"Nggak. Emang nggak ada yang suka sama aku!" sambar Abel dengan datar datar yang terdengar meyakinkan. Padahal, otaknya langsung memikirkan Agam.
"Ya sudah. Ibu nggak akan ngerongrong kamu soal pacar. Terus, Natal tahun ini pulang kampung?"
Kampungnya berada di desa Sembagi. Berbeda pulau dengan kota Parama. Ia harus naik pesawat selama dua jam, lalu naik kereta selama tiga jam. Total perjalanan Abel dari kota ke kampung adalah lima jam. Ia sudah pulang kampung saat natal tahun kemarin dan saat putus dengan Aaron. Ya, karena tidak sanggup bekerja dalam keadaan patah hati, Abel memutuskan cuti sepekan untuk pulang kampung, membuat orang tuanya sempat heran, tetapi tidak bertanya apa-apa karena Abel juga tidak mau bercerita.
"Kayaknya nggak, Bu. Cutiku nanggung buat pulang kampung."
"Mentang-mentang udah punya rumah di kota, males ya pulang kampung!"
Abel tertawa mendengar omelan sang ibu. "Nggak gitu, Bu. Kan delapan bulan lalu aku pulang kampung juga. Natal tahun depan, aku pasti balik kampung kok."
"Ibu sebenarnya mau-mau aja ke kota sama Ayahmu, cuma Ayah nggak mau naik pesawat. Ibu juga nggak kuat kalau mau berangkat sendiri, takut mabuk pesawat. Adikmu phobia ketinggian lagi. Naik kapal, mau berapa hari?"
Abel tersenyum mendengar cerocosan ibunya. Ia paham bagaimana keluarganya yang sulit mengunjunginya ke kota, sehingga hanya dirinyalah yang harus bolak-balik perjalanan pulang kampung.
"Iya, nggak apa-apa. Tapi, rumahku bagus, 'kan, Bu? Seenggaknya kalau mau nikah, udah punya rumah."
"Bagus, tapi mending kamu punya calonnya dulu daripada punya rumah dulu. Kalau nggak punya calonnya juga, mau nikah sama siapa?"
Abel mendengkus, sedikit kesal tetapi tidak bisa kesal juga. "Belum ada jodohnya!"
"Halah, alasan klasik. Oh, Ibu tutup dulu teleponnya ya! Ayahmu udah pulang bawa ikan. Mau dibersihin dulu nih, ikannya. Ada udang juga."

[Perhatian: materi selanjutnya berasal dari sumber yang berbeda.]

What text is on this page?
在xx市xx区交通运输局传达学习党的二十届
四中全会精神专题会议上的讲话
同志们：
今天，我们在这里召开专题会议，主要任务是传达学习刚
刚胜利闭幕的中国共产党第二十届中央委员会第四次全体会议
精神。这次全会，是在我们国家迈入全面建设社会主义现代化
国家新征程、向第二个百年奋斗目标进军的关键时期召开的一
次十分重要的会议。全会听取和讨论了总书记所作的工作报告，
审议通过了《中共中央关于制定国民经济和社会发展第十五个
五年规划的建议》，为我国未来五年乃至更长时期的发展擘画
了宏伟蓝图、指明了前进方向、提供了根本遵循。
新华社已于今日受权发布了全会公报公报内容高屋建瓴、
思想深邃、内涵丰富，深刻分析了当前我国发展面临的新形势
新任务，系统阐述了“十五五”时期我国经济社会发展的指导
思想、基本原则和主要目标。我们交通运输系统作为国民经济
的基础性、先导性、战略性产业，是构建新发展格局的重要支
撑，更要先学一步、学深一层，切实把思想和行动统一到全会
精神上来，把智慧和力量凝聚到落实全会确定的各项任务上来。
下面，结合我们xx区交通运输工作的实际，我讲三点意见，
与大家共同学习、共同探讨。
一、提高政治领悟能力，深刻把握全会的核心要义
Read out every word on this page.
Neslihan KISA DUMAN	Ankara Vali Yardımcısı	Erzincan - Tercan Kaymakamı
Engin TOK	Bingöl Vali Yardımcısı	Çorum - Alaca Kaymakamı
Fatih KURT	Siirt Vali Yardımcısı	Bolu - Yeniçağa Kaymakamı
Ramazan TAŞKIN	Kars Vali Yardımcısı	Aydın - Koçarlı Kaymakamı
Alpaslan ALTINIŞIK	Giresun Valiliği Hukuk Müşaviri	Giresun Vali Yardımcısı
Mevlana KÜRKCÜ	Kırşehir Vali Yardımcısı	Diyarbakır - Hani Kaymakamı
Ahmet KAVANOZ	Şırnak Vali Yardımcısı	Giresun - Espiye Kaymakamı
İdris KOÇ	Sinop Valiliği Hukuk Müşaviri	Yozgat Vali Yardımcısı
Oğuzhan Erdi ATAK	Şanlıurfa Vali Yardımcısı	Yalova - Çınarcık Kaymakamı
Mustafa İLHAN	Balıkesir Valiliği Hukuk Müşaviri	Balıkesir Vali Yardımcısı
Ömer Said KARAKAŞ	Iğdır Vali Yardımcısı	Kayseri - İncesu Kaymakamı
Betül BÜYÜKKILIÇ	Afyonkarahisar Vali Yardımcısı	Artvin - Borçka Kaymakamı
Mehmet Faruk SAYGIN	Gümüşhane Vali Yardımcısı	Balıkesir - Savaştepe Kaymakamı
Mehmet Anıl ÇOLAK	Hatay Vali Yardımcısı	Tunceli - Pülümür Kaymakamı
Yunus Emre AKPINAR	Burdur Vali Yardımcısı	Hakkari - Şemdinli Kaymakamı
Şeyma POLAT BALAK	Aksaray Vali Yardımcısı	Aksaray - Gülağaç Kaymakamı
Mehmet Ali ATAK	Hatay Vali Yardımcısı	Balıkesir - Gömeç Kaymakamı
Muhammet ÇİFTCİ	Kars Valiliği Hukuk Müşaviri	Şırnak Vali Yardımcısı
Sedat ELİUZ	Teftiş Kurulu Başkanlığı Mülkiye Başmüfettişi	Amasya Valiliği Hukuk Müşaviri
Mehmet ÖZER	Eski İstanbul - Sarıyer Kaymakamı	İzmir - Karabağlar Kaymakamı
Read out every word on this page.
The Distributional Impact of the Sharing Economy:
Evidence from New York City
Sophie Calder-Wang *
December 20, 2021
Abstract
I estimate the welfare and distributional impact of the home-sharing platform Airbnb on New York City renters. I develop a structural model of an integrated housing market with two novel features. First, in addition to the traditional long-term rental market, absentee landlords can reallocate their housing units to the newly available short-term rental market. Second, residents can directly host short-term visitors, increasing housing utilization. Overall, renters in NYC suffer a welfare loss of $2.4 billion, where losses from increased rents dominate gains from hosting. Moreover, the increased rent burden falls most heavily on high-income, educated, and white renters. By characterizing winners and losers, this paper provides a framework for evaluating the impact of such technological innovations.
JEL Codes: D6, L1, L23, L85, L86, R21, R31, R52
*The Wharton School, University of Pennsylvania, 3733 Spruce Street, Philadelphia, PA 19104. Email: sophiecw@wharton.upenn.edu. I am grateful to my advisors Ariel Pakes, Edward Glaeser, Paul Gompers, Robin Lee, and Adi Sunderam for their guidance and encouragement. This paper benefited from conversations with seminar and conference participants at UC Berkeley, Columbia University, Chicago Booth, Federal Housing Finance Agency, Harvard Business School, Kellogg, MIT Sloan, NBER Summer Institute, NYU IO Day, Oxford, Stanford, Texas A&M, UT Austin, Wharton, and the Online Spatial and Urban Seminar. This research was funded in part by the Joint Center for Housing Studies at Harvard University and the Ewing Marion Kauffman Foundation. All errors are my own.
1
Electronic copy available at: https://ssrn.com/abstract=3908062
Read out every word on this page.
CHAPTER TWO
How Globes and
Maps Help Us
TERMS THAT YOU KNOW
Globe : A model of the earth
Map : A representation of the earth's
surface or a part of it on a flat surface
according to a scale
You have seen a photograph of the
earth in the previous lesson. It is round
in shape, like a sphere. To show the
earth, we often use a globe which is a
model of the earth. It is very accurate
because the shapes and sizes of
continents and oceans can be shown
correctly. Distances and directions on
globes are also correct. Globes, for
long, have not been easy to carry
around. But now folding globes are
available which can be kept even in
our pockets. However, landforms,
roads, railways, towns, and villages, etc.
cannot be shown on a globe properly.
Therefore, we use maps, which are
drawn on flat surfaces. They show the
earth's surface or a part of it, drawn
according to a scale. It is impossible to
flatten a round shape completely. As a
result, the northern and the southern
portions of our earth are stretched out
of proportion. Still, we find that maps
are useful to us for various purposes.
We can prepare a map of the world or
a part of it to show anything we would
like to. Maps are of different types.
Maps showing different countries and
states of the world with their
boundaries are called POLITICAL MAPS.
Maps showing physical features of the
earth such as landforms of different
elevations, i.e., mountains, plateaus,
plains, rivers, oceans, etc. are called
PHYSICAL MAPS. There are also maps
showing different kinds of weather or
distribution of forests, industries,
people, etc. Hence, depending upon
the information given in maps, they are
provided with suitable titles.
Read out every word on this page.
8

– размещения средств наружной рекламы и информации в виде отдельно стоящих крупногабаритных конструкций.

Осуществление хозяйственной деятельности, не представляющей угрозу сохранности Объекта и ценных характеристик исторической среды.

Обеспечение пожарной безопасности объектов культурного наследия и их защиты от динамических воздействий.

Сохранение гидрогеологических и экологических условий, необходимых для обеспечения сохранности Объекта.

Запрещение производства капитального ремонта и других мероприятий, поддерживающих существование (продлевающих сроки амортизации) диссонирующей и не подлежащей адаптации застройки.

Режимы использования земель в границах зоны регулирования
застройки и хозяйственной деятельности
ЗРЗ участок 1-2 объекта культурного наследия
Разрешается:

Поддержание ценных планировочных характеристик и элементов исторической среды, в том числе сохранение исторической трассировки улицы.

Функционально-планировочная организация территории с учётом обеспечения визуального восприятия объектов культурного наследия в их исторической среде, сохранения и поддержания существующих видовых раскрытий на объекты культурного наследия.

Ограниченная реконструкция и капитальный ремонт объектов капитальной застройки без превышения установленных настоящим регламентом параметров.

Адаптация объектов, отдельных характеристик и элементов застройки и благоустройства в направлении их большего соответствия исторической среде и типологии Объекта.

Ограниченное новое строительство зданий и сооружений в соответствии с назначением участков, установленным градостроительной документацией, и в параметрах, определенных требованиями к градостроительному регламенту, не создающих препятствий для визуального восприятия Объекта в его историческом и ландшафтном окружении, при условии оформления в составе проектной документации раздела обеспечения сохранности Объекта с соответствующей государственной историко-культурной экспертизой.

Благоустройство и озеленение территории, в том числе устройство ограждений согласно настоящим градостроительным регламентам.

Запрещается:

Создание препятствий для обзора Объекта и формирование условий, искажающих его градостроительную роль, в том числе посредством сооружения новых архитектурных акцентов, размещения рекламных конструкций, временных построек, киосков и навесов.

"Wah, kangen makan udang asem manis buatan Ibu."
"Makanya pulang kampung!"
"Iya, tahun depan ya?"
"Halah! Udah, Ibu tutup ya! Hati-hati!"
Abel bergumam, menutup telepon dan mendorong trolinya menuju kasir untuk melakukan pembayaran. Ada tiga antrian di kasir yang membuat Abel masih harus menunggu. Sambil menunggu, ia memutuskan untuk membuka sosmednya, mendapati wajah Agam timeline-nya. Abel mengikuti semua akun penggemar Agam, menjadi satu dari sekian banyak penggemar Agam dan selalu menyukai setiap foto yang di-upload oleh akun penggemar itu.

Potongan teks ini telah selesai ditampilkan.